Electron pair repulsion is a core concept in understanding molecular geometry. It revolves around the idea that electron pairs around an atom will position themselves as far apart as possible to minimize repulsion. This principle is a cornerstone of the VSEPR (Valence Shell Electron Pair Repulsion) theory. Here's how it works:

• Lone Pairs: Non-bonding pairs that occupy space and create repulsion forces.
• Bonding Pairs: Shared pairs between atoms that also repel each other.

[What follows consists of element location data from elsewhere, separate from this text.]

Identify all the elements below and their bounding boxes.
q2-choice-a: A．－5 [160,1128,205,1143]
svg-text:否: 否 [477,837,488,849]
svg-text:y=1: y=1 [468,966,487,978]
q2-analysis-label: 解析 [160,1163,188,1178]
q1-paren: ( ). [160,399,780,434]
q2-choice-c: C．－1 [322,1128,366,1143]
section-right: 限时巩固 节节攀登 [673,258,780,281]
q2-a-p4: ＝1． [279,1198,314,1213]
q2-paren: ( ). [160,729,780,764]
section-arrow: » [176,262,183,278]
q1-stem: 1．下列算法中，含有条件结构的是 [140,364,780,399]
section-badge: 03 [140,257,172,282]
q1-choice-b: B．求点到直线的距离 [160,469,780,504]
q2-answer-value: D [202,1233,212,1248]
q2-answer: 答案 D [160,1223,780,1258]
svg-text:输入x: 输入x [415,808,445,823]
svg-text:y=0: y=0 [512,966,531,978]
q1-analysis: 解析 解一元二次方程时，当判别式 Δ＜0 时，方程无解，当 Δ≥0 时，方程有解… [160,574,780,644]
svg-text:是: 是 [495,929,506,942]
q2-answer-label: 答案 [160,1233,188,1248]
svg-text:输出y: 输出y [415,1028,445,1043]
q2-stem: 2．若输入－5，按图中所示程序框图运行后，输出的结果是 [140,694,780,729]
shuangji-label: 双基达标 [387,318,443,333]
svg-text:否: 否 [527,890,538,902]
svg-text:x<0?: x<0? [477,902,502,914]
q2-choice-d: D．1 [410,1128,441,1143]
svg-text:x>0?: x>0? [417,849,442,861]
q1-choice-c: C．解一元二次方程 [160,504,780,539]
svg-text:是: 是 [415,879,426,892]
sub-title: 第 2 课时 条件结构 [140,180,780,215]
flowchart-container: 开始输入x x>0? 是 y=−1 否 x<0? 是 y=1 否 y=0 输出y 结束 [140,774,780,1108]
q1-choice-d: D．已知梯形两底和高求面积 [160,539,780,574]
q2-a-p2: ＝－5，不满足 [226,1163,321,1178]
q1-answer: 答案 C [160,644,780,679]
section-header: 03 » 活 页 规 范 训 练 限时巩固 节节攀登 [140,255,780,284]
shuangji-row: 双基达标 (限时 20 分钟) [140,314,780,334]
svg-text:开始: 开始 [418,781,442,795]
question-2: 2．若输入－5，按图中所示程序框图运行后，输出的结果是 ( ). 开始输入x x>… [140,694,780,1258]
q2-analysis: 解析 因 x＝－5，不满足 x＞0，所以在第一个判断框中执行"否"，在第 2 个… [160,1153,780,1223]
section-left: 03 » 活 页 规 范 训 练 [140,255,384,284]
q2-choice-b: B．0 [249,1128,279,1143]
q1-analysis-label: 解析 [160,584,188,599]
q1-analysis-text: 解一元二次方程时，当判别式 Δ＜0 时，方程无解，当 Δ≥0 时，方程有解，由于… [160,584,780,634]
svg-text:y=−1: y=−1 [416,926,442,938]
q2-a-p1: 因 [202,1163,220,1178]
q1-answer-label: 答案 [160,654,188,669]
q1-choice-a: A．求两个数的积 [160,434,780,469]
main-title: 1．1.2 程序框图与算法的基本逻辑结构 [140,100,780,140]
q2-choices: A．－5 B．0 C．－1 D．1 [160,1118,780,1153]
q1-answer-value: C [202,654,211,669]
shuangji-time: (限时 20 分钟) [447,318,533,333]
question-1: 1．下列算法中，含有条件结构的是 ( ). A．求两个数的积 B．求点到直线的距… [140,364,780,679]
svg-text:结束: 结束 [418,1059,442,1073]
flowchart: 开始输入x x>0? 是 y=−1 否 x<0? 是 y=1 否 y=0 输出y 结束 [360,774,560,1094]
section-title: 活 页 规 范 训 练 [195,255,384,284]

In much the same way, when analyzing molecular combinations like \( I_3^- \) and \( F_3^- \), you consider electron pair repulsion. For \( I_3^- \), the larger size of iodine allows the electron pairs to be arranged without strong repulsive forces pushing them apart excessively. In contrast, the compact structure of fluorine means there's insufficient space for electron pairs to reduce repulsion adequately. As a result, any attempt to form \( F_3^- \) would result in significant electron pair repulsion, making the molecule unstable and unfeasible.

Electronegativity

Electronegativity is the measure of an atom's ability to attract and hold onto electrons in a chemical bond. It's a crucial concept in predicting the behavior of atoms in molecules. Generally, the higher the electronegativity, the stronger an atom will pull electrons towards itself in a bond. Key aspects of this include:

• Periodic Trend: Electronegativity tends to increase across a period and decrease down a group in the periodic table.
• Comparison of Elements: Fluorine, being the most electronegative element, has the greatest ability to attract electrons, while iodine has a much lower electronegativity.

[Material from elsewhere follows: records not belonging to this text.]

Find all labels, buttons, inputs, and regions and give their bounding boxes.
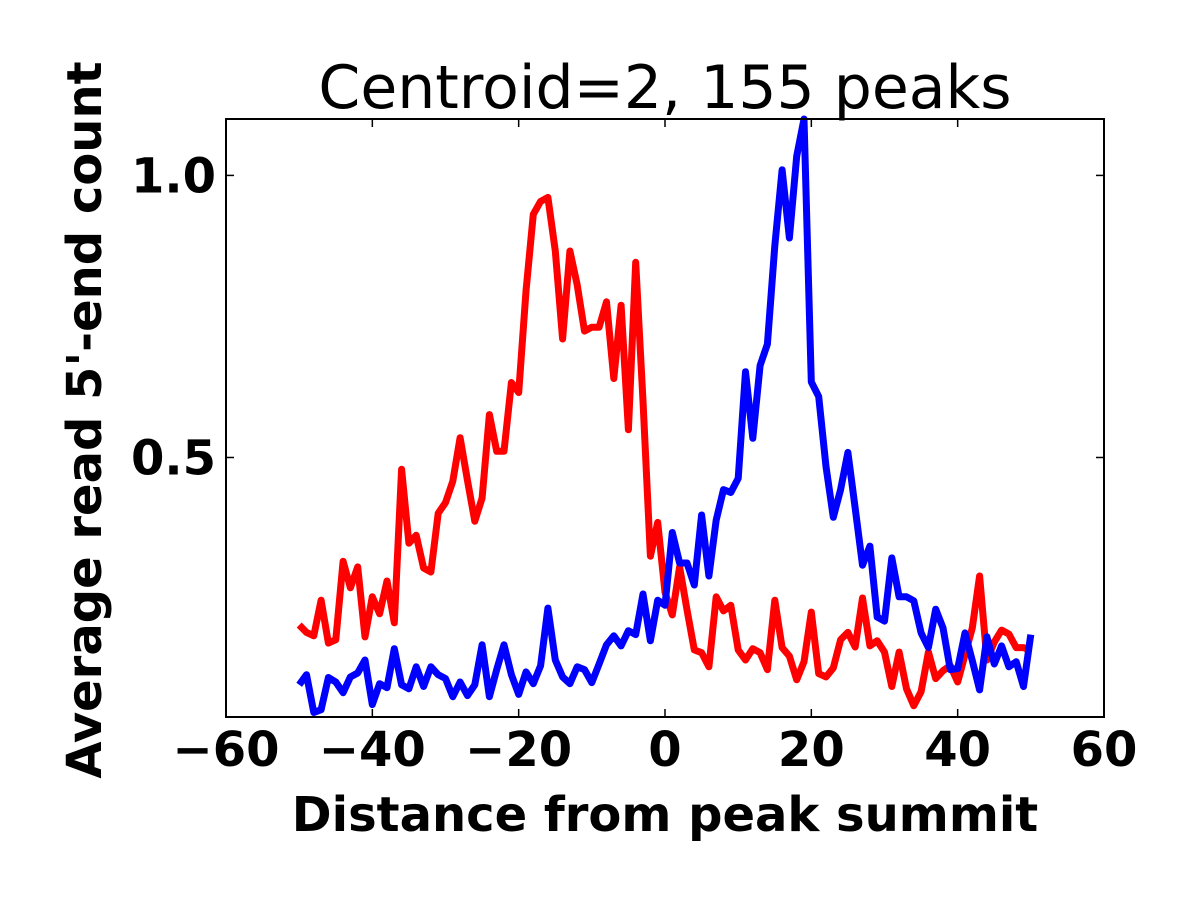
x-tick-label: 0 <box>648 722 681 778</box>
chart-title: Centroid=2, 155 peaks <box>318 53 1011 123</box>
y-axis-label: Average read 5'-end count <box>57 61 113 778</box>
y-tick-label: 0.5 <box>131 430 216 486</box>
ticks-layer: −60 −40 −20 0 20 40 60 0.5 1.0 <box>131 119 1137 778</box>
x-tick-label: −40 <box>319 722 426 778</box>
x-tick-label: 20 <box>778 722 845 778</box>
x-tick-label: −20 <box>465 722 572 778</box>
y-tick-label: 1.0 <box>131 148 216 204</box>
plot-frame <box>225 118 1105 718</box>
series-line-blue <box>296 115 1035 716</box>
series-layer <box>296 115 1035 716</box>
x-axis-label: Distance from peak summit <box>292 787 1038 843</box>
x-tick-label: −60 <box>172 722 279 778</box>
x-tick-label: 40 <box>924 722 991 778</box>
x-tick-label: 60 <box>1071 722 1138 778</box>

In the context of \( I_3^- \) and \( F_3^- \), electronegativity differences play a role in explaining why one exists and the other does not. Fluorine's high electronegativity means it is less inclined to form bonds that could lead to an overall charge imbalance, like in \( F_3^- \). This is because it wants to retain its electrons rather than share or extend its electron cloud excessively. Meanwhile, iodine's lower electronegativity and larger size mean it's more willing and able to accommodate extra electrons, forming stable anions like \( I_3^- \).